Spod znaku muszli

ks. Wojciech Parfianowicz

publikacja 02.07.2014 17:14

Klerycy oraz jeden z przełożonych wybrali się na pieszą pielgrzymkę fragmentem Pomorskiej Drogi św. Jakuba.

Spod znaku muszli Każdy z uczestników miał przy sobie charakterystyczną muszelkę kojarzącą się z pielgrzymowaniem Drogą św. Jakuba ks. Wojciech Parfianowicz /Foto Gość

Grupa liczyła w sumie 11 osób. Pielgrzymi wyruszyli w poniedziałek 30 czerwca z Ostrowca Sławieńskiego, aby w środę 2 lipca zakończyć wędrówkę na Górze Chełmskiej.

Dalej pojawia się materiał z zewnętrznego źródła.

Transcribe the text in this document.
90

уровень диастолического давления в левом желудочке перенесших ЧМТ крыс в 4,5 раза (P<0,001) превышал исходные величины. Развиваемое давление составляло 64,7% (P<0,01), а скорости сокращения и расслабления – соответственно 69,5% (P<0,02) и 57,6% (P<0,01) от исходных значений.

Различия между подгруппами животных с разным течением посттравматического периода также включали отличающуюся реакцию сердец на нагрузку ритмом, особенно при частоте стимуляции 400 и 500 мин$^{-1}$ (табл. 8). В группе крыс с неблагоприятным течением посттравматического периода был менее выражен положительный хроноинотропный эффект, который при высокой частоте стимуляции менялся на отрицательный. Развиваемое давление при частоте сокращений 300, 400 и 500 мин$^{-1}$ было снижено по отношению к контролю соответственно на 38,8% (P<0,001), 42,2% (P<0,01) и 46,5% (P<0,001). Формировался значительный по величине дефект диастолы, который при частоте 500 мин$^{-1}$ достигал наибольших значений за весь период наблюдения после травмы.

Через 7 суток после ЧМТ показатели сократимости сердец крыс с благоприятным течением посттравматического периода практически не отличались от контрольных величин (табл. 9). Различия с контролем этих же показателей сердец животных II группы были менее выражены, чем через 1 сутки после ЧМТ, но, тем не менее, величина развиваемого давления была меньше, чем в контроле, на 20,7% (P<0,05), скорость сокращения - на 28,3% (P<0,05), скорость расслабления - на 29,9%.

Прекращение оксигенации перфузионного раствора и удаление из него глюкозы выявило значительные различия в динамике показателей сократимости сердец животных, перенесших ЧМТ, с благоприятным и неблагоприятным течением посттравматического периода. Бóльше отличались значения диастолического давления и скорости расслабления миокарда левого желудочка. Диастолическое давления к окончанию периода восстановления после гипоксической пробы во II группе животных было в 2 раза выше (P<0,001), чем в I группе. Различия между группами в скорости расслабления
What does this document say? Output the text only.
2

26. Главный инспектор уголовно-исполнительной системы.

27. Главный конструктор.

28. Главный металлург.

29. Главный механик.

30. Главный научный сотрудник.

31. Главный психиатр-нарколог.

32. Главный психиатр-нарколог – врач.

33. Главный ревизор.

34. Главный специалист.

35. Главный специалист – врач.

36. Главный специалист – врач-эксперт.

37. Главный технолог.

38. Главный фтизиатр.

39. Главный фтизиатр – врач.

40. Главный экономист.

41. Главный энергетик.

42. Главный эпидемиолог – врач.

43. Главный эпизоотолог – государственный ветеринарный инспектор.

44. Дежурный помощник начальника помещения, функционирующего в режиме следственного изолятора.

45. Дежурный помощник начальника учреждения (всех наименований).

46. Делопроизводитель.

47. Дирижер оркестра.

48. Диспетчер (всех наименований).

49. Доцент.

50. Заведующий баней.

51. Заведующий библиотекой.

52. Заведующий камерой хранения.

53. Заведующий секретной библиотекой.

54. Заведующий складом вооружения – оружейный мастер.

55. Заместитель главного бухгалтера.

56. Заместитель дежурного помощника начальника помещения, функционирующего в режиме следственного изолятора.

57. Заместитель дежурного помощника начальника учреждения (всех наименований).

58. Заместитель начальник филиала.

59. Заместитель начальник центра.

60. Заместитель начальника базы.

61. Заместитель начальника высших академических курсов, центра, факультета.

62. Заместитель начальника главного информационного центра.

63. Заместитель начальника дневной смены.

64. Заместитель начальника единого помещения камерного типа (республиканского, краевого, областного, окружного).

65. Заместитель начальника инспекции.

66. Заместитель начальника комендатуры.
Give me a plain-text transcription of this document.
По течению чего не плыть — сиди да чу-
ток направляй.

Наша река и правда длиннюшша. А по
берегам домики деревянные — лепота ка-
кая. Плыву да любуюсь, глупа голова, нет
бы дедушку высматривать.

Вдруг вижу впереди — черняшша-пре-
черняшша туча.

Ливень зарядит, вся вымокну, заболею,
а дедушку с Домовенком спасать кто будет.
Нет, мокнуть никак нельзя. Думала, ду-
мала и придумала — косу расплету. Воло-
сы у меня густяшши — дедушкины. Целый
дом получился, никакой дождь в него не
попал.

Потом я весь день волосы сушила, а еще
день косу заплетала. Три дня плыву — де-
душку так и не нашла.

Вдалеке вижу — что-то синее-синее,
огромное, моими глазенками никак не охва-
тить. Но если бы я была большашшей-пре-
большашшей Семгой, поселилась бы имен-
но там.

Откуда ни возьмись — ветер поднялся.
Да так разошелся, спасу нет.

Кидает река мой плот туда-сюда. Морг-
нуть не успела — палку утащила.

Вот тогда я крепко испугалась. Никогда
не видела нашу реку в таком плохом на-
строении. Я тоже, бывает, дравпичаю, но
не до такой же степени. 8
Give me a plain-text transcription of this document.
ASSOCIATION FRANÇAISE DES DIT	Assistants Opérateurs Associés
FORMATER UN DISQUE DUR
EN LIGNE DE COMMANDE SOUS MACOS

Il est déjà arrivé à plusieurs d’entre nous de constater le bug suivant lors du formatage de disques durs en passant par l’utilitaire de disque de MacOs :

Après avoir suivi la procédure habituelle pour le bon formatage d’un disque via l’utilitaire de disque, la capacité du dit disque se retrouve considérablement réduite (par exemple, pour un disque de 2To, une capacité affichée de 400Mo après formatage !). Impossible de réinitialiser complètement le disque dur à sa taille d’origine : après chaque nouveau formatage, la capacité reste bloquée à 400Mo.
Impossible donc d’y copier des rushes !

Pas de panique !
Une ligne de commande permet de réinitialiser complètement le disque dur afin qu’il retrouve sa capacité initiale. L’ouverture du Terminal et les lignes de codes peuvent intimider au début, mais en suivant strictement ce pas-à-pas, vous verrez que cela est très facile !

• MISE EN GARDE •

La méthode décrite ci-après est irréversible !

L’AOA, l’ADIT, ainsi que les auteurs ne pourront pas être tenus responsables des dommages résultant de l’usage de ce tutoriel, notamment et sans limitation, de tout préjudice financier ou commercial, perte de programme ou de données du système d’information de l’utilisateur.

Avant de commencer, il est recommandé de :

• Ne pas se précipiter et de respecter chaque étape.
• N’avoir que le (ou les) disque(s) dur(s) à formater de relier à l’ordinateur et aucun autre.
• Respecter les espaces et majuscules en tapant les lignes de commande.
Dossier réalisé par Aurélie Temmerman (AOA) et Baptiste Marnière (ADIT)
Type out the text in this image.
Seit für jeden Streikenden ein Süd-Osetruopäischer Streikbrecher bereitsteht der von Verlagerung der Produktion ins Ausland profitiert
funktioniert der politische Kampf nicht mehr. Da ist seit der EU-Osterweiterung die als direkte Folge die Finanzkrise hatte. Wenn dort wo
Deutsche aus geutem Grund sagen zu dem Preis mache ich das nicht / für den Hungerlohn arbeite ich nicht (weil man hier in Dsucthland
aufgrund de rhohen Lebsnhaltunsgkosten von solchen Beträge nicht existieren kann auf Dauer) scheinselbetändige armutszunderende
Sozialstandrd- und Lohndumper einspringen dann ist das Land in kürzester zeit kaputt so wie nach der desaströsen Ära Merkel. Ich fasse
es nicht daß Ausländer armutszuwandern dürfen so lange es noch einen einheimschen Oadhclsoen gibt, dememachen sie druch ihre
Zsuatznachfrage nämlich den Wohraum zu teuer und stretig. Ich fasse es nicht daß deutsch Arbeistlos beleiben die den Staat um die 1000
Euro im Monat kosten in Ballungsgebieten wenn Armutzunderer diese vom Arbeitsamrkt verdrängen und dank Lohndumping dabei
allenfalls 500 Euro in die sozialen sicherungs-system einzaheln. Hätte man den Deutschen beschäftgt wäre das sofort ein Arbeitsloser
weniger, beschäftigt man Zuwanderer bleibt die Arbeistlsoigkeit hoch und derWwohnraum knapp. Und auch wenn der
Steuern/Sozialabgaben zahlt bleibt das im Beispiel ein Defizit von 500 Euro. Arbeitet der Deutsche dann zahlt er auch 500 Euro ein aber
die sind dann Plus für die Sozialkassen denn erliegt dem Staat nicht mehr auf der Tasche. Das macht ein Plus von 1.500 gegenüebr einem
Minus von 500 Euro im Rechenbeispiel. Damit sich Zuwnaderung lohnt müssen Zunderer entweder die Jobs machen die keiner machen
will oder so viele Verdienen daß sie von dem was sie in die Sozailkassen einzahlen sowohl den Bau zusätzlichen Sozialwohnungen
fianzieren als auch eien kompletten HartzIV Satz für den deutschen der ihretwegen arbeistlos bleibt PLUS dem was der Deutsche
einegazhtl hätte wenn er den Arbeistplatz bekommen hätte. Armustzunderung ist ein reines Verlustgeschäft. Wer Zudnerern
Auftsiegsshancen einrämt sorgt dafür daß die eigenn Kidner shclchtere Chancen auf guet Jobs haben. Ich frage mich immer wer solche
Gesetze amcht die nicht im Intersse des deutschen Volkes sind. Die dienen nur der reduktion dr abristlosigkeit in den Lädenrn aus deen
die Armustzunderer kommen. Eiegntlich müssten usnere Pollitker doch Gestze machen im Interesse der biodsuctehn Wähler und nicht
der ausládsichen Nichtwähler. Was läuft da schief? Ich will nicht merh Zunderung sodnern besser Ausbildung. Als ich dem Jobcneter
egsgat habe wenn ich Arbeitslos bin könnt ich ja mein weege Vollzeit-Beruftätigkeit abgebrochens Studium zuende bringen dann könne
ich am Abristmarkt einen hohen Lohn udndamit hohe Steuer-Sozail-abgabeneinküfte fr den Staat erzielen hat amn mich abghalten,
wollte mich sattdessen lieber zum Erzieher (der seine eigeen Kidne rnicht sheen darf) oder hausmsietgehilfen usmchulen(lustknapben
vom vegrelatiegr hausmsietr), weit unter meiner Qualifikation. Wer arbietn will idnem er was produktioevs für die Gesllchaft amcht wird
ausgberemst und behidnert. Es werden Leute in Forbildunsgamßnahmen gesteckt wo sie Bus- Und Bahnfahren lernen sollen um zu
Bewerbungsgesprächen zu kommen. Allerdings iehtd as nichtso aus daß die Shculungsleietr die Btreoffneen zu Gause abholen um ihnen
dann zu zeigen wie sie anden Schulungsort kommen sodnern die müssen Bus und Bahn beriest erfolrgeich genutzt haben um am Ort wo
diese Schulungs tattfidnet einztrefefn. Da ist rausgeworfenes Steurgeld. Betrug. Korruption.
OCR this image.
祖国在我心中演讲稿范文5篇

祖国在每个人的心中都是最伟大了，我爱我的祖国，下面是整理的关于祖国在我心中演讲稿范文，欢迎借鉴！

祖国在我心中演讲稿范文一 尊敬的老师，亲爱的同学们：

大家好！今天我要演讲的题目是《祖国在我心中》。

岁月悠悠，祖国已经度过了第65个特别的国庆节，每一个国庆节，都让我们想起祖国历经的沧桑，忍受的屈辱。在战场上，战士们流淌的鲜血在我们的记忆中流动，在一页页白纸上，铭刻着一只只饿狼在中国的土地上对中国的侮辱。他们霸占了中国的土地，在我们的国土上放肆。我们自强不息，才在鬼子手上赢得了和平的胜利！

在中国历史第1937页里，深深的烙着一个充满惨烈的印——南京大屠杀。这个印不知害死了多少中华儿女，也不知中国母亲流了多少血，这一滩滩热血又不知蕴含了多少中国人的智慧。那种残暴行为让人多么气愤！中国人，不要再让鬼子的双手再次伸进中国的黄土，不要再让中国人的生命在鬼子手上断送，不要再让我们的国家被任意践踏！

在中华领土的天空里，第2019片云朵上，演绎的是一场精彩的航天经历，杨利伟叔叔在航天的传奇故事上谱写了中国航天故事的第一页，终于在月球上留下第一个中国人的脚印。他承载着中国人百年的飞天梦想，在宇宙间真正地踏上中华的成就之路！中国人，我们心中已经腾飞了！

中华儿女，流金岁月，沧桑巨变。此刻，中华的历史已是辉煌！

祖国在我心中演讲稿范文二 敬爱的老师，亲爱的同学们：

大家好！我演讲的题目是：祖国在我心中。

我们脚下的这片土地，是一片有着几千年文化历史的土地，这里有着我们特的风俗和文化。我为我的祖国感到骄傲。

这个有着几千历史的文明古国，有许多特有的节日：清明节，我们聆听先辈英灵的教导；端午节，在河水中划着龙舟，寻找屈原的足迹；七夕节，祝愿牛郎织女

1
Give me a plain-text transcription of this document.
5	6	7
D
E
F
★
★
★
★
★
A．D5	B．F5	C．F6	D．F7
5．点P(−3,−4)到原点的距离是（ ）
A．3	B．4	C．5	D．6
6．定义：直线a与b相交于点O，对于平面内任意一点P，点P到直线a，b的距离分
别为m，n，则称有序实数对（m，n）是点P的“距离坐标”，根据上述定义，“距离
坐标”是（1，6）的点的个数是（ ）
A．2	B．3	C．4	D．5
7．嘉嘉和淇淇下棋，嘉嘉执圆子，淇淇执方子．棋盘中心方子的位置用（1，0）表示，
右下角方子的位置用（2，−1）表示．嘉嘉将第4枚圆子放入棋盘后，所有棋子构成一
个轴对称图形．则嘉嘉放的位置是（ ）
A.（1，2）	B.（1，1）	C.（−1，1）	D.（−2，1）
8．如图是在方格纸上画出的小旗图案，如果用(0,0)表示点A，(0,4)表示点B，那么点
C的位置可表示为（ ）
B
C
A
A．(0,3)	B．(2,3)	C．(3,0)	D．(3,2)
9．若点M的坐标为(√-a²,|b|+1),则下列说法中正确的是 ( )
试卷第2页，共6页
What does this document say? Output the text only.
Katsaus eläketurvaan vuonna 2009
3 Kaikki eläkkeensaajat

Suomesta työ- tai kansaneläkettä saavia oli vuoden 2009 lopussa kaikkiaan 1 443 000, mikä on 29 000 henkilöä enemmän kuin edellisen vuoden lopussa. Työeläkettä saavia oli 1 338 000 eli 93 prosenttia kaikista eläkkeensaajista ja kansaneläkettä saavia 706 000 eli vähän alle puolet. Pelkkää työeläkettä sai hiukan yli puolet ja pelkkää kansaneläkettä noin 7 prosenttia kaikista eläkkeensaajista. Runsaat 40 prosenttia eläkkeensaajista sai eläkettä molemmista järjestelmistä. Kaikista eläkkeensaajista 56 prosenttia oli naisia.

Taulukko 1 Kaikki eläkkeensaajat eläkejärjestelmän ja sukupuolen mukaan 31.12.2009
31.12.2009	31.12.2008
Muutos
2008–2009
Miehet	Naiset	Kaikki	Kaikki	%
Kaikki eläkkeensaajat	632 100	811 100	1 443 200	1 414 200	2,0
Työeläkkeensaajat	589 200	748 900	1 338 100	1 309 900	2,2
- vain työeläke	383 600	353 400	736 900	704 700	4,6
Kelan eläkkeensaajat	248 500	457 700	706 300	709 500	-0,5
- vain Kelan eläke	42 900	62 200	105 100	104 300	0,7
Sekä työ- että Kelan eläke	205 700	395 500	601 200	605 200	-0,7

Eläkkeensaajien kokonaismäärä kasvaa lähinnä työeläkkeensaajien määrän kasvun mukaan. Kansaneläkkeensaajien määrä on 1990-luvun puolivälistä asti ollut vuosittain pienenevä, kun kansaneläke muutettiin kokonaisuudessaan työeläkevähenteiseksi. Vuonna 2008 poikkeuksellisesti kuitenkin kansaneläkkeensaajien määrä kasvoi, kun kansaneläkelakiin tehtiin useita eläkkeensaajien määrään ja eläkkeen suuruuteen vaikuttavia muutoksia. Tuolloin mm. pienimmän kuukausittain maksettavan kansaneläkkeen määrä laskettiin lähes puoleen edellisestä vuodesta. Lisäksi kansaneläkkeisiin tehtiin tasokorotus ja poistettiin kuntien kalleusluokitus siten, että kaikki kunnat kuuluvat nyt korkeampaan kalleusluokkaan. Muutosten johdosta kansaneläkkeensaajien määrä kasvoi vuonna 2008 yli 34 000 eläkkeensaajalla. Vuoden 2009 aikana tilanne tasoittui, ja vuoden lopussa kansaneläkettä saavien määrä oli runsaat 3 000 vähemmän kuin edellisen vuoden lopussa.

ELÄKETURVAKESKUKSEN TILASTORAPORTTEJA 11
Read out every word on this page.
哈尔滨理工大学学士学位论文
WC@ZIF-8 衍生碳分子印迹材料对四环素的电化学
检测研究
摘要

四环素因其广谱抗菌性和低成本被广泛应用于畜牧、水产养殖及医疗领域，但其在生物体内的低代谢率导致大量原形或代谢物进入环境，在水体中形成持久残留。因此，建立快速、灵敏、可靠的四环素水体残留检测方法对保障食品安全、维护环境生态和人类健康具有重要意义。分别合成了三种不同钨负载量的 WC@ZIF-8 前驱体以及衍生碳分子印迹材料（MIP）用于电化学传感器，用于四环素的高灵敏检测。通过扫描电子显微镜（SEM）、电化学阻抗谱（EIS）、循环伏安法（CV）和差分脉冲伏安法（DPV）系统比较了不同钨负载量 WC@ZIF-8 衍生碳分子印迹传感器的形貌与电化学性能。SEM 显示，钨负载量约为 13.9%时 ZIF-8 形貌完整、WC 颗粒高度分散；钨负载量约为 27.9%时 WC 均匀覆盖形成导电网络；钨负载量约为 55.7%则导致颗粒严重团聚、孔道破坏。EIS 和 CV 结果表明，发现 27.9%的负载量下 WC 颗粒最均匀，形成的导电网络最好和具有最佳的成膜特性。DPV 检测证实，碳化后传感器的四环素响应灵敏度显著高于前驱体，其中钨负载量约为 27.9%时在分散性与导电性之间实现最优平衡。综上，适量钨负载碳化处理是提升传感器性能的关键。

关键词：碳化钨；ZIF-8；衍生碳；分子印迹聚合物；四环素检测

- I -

Przeszli w sumie ponad 80 km, zatrzymując się na noclegi na Świętej Górze Polanowskiej oraz w Wyszewie.

Idea Camino de Santiago zyskuje coraz więcej zwolenników także w Polsce. Od kilku lat trwa akcja rewitalizacji wytyczonej w okresie średniowiecza Pomorskiej Drogi św. Jakuba, która w części biegła także przez terytorium dzisiejszej diecezji koszalińsko-kołobrzeskiej. Grupa z Wyższego Seminarium Duchownego postanowiła udowodnić, że szlak rzeczywiście służy do pielgrzymowania i można na nim przeżyć coś wartościowego.

Jak mówi ks. dr Jarosław Kwiecień, prefekt i pomysłodawca wędrówki, powodów realizacji pomysłu jest kilka. - Na pewno chodzi nam przede wszystkim o pielgrzymowanie. Mamy intencje, z którymi idziemy i w których się modlimy. Chodzi nam też o poznawanie diecezji. Jest w niej przecież wiele ciekawych miejsc, które warto zobaczyć. Po trzecie - jest to dla nas okazja do sprawdzenia siebie, do zintegrowania się, do zacieśnienia relacji. W końcu takie pielgrzymowanie to także doskonała forma aktywnego wypoczynku. Przejście polnymi drogami, kiedy można z bliska poobserwować piękną przyrodę, daje wiele frajdy - twierdzi ks. Kwiecień.

Pierwszego dnia nie obyło się bez problemów. Jak zauważył kl. Jan Wojtczak, oznakowanie szlaku jest miejscami niedokładne: - Szczególnie na niektórych rozdrożach są pewne niedociągnięcia, dlatego w pewnym momencie zgubiliśmy drogę. - Jednak z całą pewnością da się pielgrzymować Drogą św. Jakuba po diecezji - zaznacza ks. Jarosław. Potwierdza to kl. Andrzej Pieniążek, który - mimo widocznego zmęczenia - przyznaje: - Miałem poważną intencję, więc myślę, że pielgrzymka będzie owocna.

W czasie drogi pielgrzymi odmawiali modlitwy, śpiewali, zwyczajnie ze sobą rozmawiali. Był też specjalny odcinek wędrówki w ciszy. - Dobrze, że był taki moment na osobistą refleksję. Zakończyliśmy właśnie kolejny rok i warto przemyśleć to, co się wydarzyło, co się zrobiło dobrze, a co można by zrobić lepiej w kolejnym roku - mówi kl. Piotr Towarnicki.

Uczestnicy wyprawy podkreślają ogromną gościnność, z jaką spotkali się po drodze. Na początku pobłogosławił ich ks. Mariusz Żołądkowicz z Ostrowca, następnie z wielką otwartością przyjęli ich oo. franciszkanie na Górze Polanowskiej, ks. Waldemar Dembowski w Wyszewie oraz siostry na Górze Chełmskiej. - Dzięki muszelkom, które mieliśmy ze sobą, byliśmy czasami rozpoznawani przez ludzi, którzy nas życzliwie pozdrawiali - opowiada ks. Kwiecień.

Pielgrzymi planują podobną wyprawę w przyszłym roku. Chcą jednak przejść także innymi fragmentami szlaku na terenie diecezji.